Yann Moix, entre réalité et fiction: ce qu'on pense de son nouveau roman
Au-delà de la polémique qui a accompagné sa sortie, que dire d’«Orléans», le nouveau roman de l’ancien chroniqueur de Laurent Ruquier?
Publié le 12-09-2019 à 07h29
Sur la couverture, en dessous du titre, figure le mot «roman». Mais dans quelle mesure Orléans en est-il un? On sait qu'en France, un livre, même largement autobiographique, est quasi automatiquement affublé de ce terme. Parce qu'il est supposé faire mieux vendre. Et c'est une façon pour l'auteur de se dédouaner, arguant le fait que «tout n'est pas totalement vrai».
Qu'en est-il du nouveau livre de Yann Moix? Si les faits rapportés sont conformes à ce qu'il a vécu enfant, les Thénardier font figure d'enfants de chœur à côté de ses parents. Dès la maternelle, soit à 5 ans, rentrant seul à pied de l'école (?), pour avoir «fait choir par mégarde» un pot de yaourt, il est traîné par les cheveux et laissé dans la cour à moitié nu par sa mère qui le «hait ». Une autre fois, en sixième (l'âge de la sixième primaire), son père, qui refuse qu'il dessine, après avoir mis sa chambre à sac, le «cingle» à coups de lasso électrique. Et à sa mère, inquiète qu'il puisse le «tuer», il répond: «Et alors? C'est bien ce que tu veux, non?»

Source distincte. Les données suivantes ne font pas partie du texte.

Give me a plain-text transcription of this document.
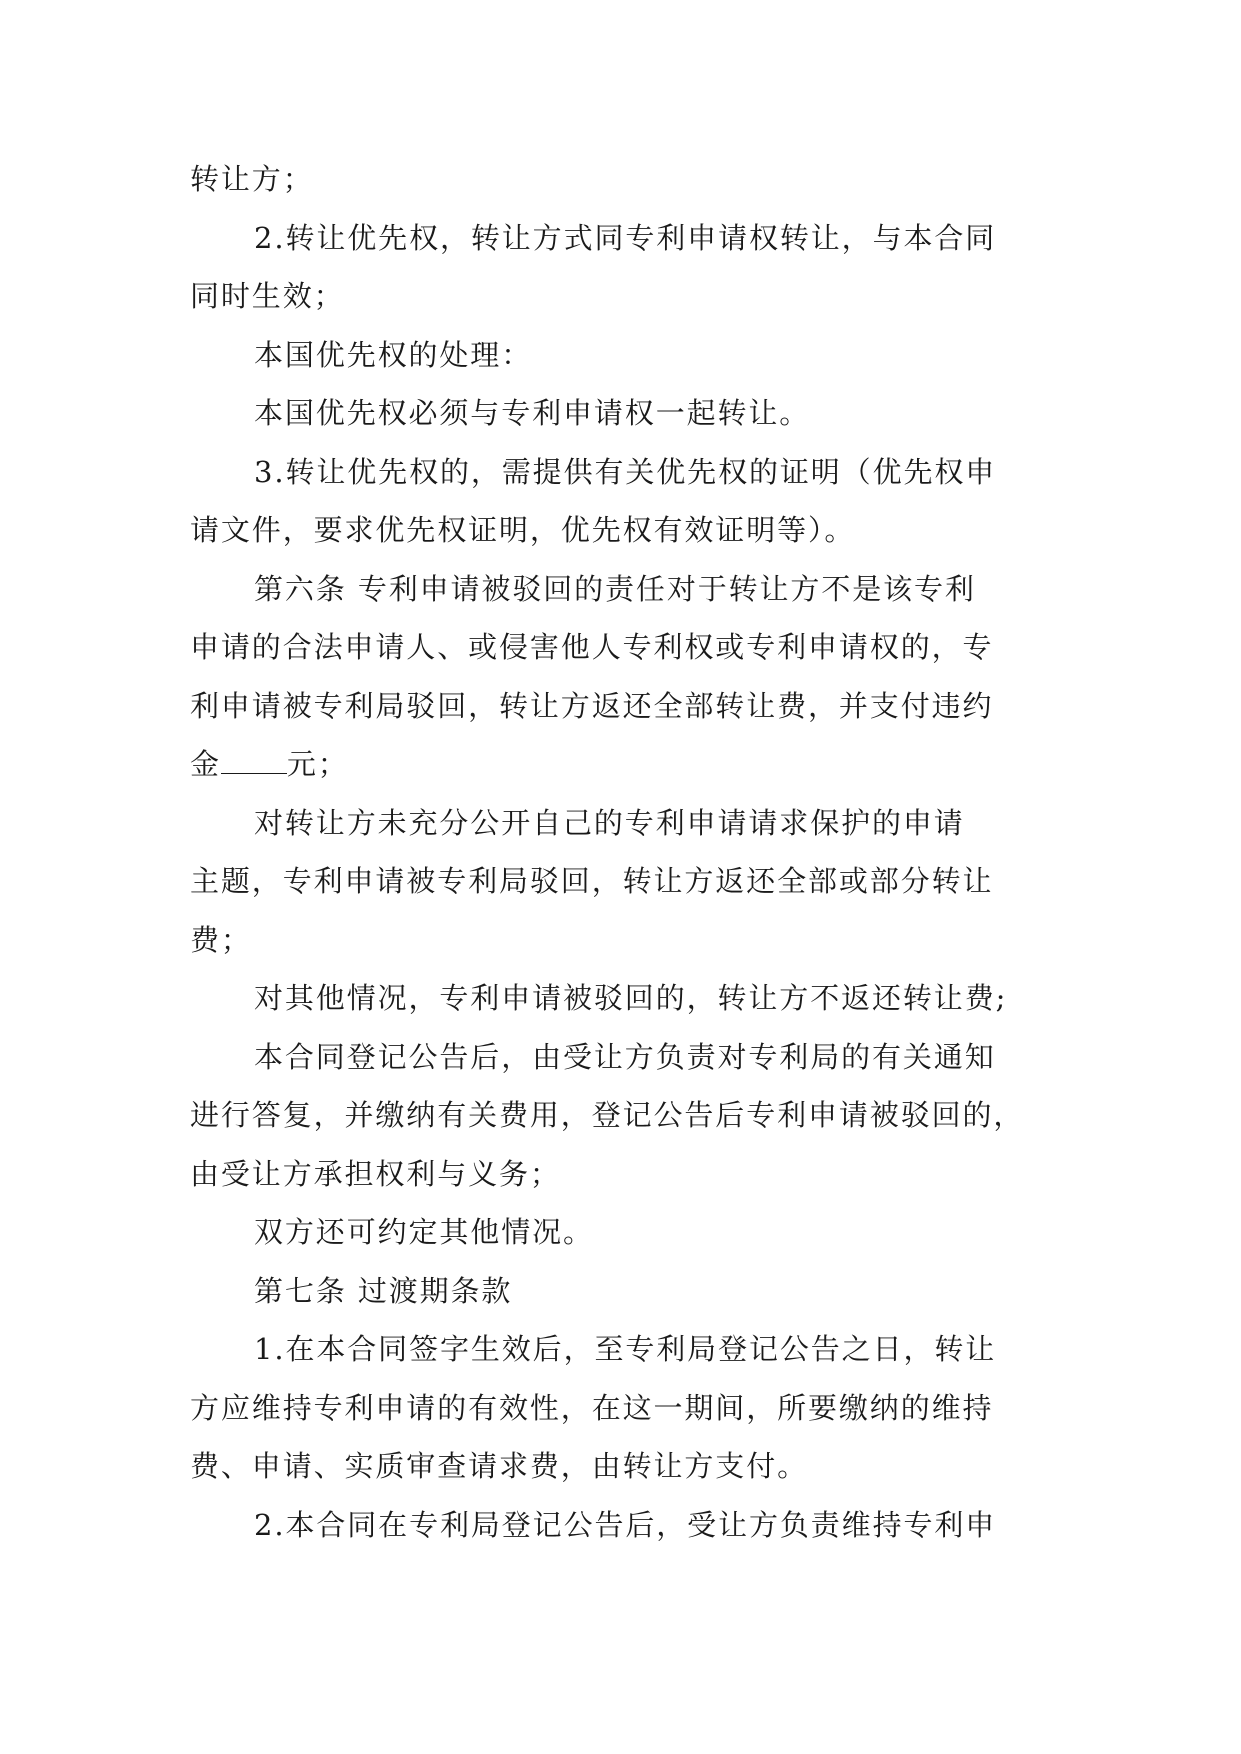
转让方；

2.转让优先权，转让方式同专利申请权转让，与本合同
同时生效；

本国优先权的处理：

本国优先权必须与专利申请权一起转让。

3.转让优先权的，需提供有关优先权的证明（优先权申
请文件，要求优先权证明，优先权有效证明等）。

第六条 专利申请被驳回的责任对于转让方不是该专利
申请的合法申请人、或侵害他人专利权或专利申请权的，专
利申请被专利局驳回，转让方返还全部转让费，并支付违约
金 元；

对转让方未充分公开自己的专利申请请求保护的申请
主题，专利申请被专利局驳回，转让方返还全部或部分转让
费；

对其他情况，专利申请被驳回的，转让方不返还转让费;

本合同登记公告后，由受让方负责对专利局的有关通知
进行答复，并缴纳有关费用，登记公告后专利申请被驳回的，
由受让方承担权利与义务；

双方还可约定其他情况。

第七条 过渡期条款

1.在本合同签字生效后，至专利局登记公告之日，转让
方应维持专利申请的有效性，在这一期间，所要缴纳的维持
费、申请、实质审查请求费，由转让方支付。

2.本合同在专利局登记公告后，受让方负责维持专利申
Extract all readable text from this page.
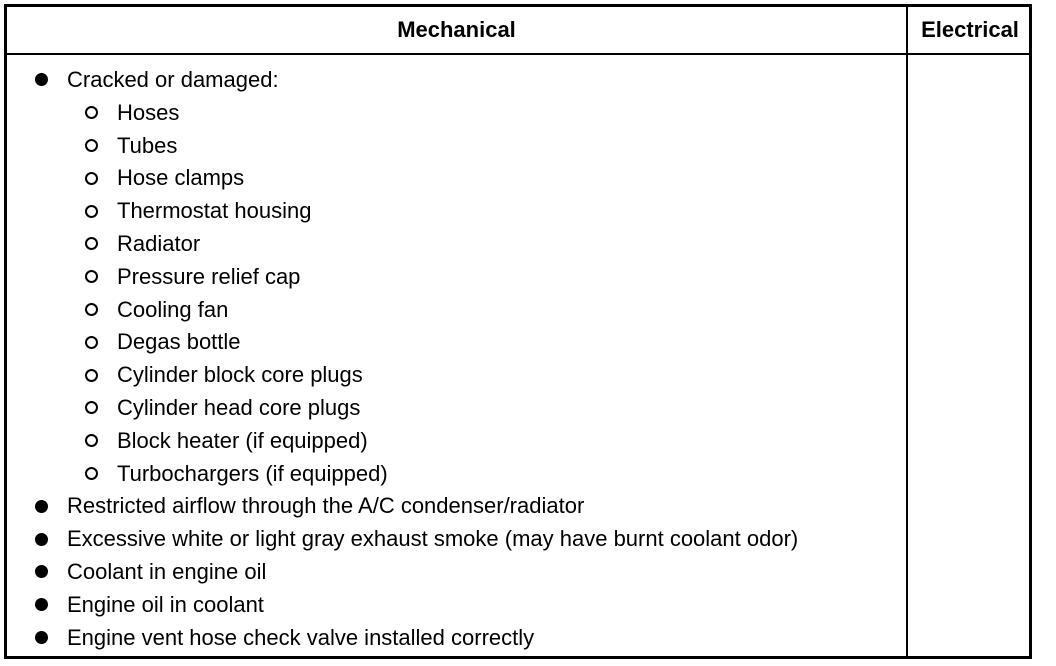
Mechanical	Electrical
Cracked or damaged:
Hoses
Tubes
Hose clamps
Thermostat housing
Radiator
Pressure relief cap
Cooling fan
Degas bottle
Cylinder block core plugs
Cylinder head core plugs
Block heater (if equipped)
Turbochargers (if equipped)
Restricted airflow through the A/C condenser/radiator
Excessive white or light gray exhaust smoke (may have burnt coolant odor)
Coolant in engine oil
Engine oil in coolant
Engine vent hose check valve installed correctly
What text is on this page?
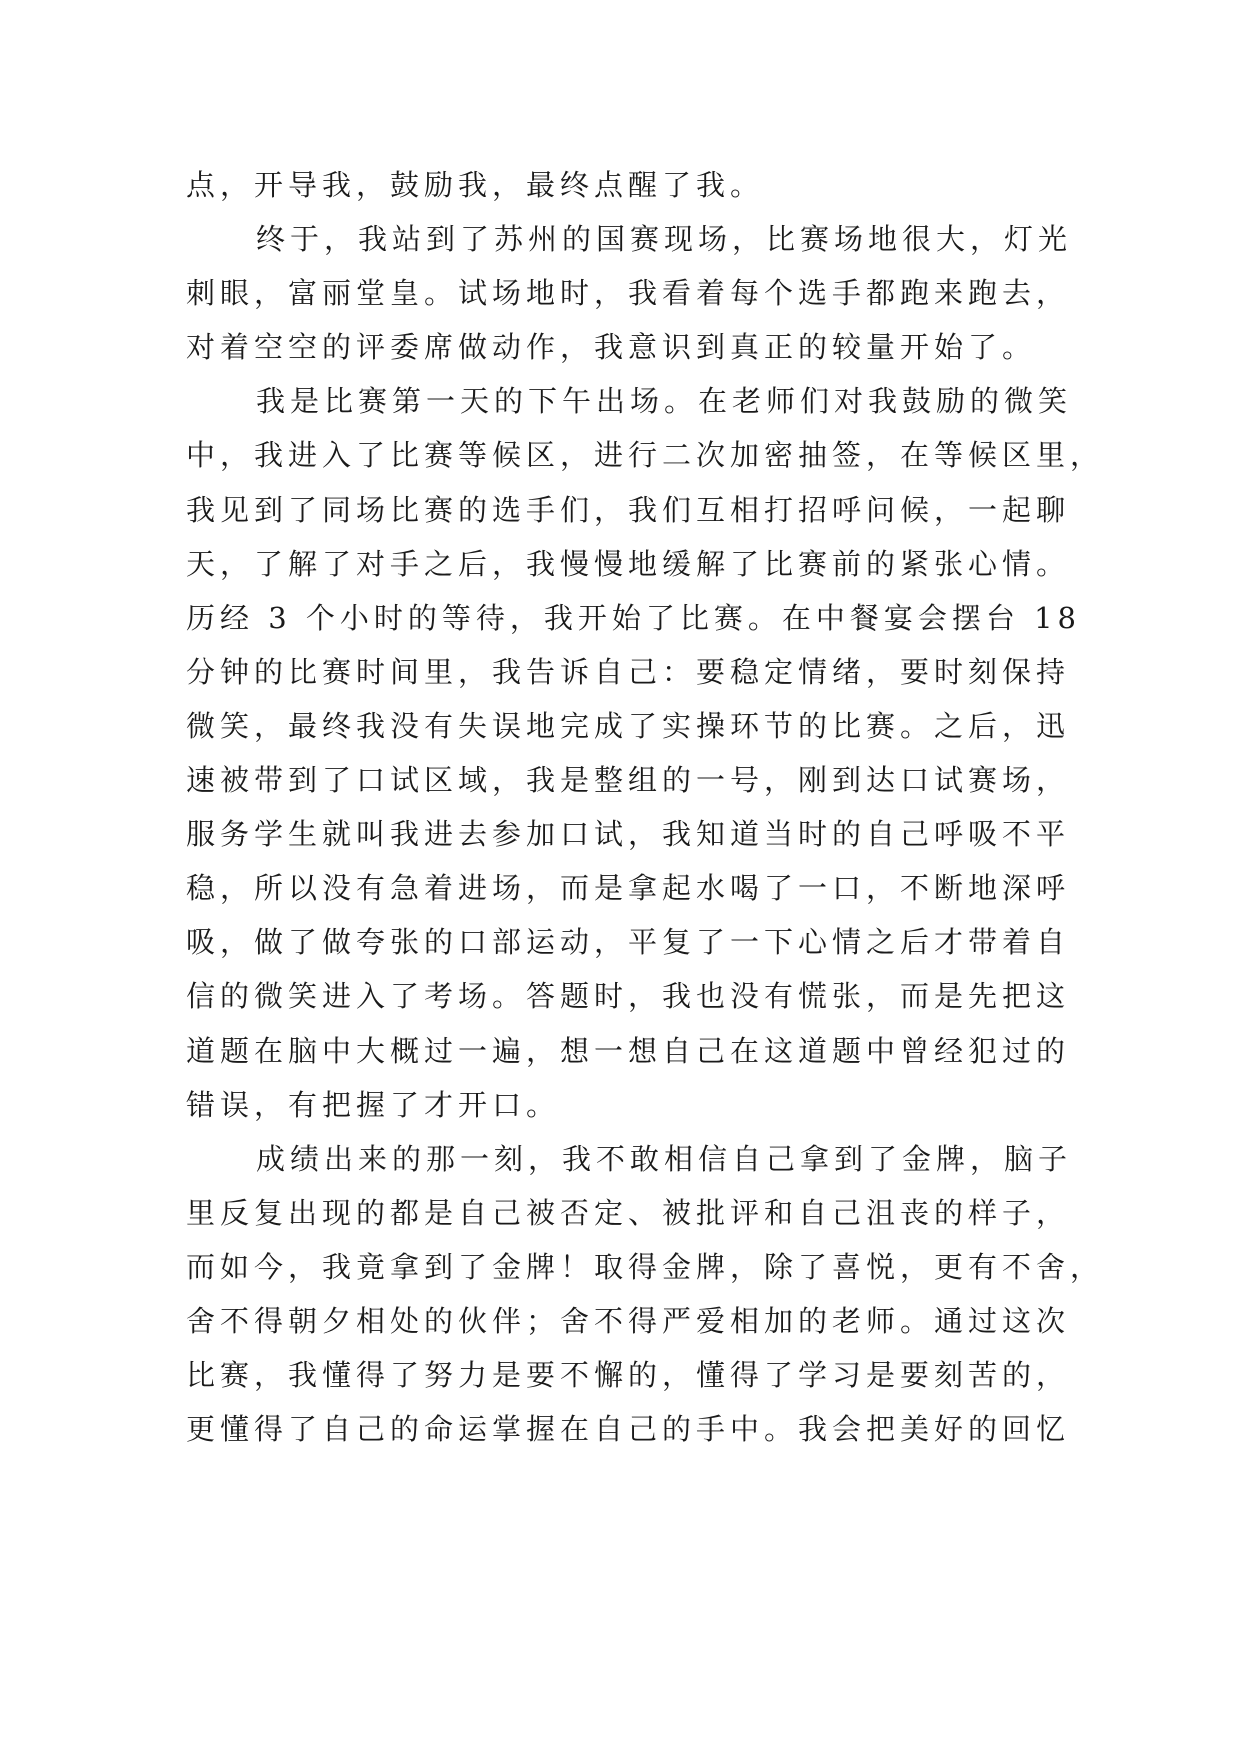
点，开导我，鼓励我，最终点醒了我。
终于，我站到了苏州的国赛现场，比赛场地很大，灯光
刺眼，富丽堂皇。试场地时，我看着每个选手都跑来跑去，
对着空空的评委席做动作，我意识到真正的较量开始了。
我是比赛第一天的下午出场。在老师们对我鼓励的微笑
中，我进入了比赛等候区，进行二次加密抽签，在等候区里，
我见到了同场比赛的选手们，我们互相打招呼问候，一起聊
天，了解了对手之后，我慢慢地缓解了比赛前的紧张心情。
历经 3 个小时的等待，我开始了比赛。在中餐宴会摆台 18
分钟的比赛时间里，我告诉自己：要稳定情绪，要时刻保持
微笑，最终我没有失误地完成了实操环节的比赛。之后，迅
速被带到了口试区域，我是整组的一号，刚到达口试赛场，
服务学生就叫我进去参加口试，我知道当时的自己呼吸不平
稳，所以没有急着进场，而是拿起水喝了一口，不断地深呼
吸，做了做夸张的口部运动，平复了一下心情之后才带着自
信的微笑进入了考场。答题时，我也没有慌张，而是先把这
道题在脑中大概过一遍，想一想自己在这道题中曾经犯过的
错误，有把握了才开口。
成绩出来的那一刻，我不敢相信自己拿到了金牌，脑子
里反复出现的都是自己被否定、被批评和自己沮丧的样子，
而如今，我竟拿到了金牌！取得金牌，除了喜悦，更有不舍，
舍不得朝夕相处的伙伴；舍不得严爱相加的老师。通过这次
比赛，我懂得了努力是要不懈的，懂得了学习是要刻苦的，
更懂得了自己的命运掌握在自己的手中。我会把美好的回忆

Toute la première partie (intitulée Dedans) est de cette eau-là. Ce ne sont que violence, hargne, humiliation (il a la tête plongée dans les toilettes après le passage de son père, ou est abandonné seul dans la forêt la nuit), sans la moindre compassion ni tendresse. On se demande comment l'enfant a pu survivre à tout cela. Mais si c'était une fiction? Un indice est l'absence de son frère cadet, qui conteste ce récit, déclarant que c'est au contraire Yann qui le martyrisait.
Sinon, l'auteur parle de ses découvertes de Gide, Péguy, Sartre ou Céline. Et, dans la deuxième partie du roman (Dehors), il se souvient de sa vie scolaire, de ses apprentissages, de ses camarades de classe ou des filles dont il fut amoureux. Il raconte aussi ses débuts de «graphomane» et ses premières tentatives littéraires, portant sur toutes ces années un regard presque philosophique.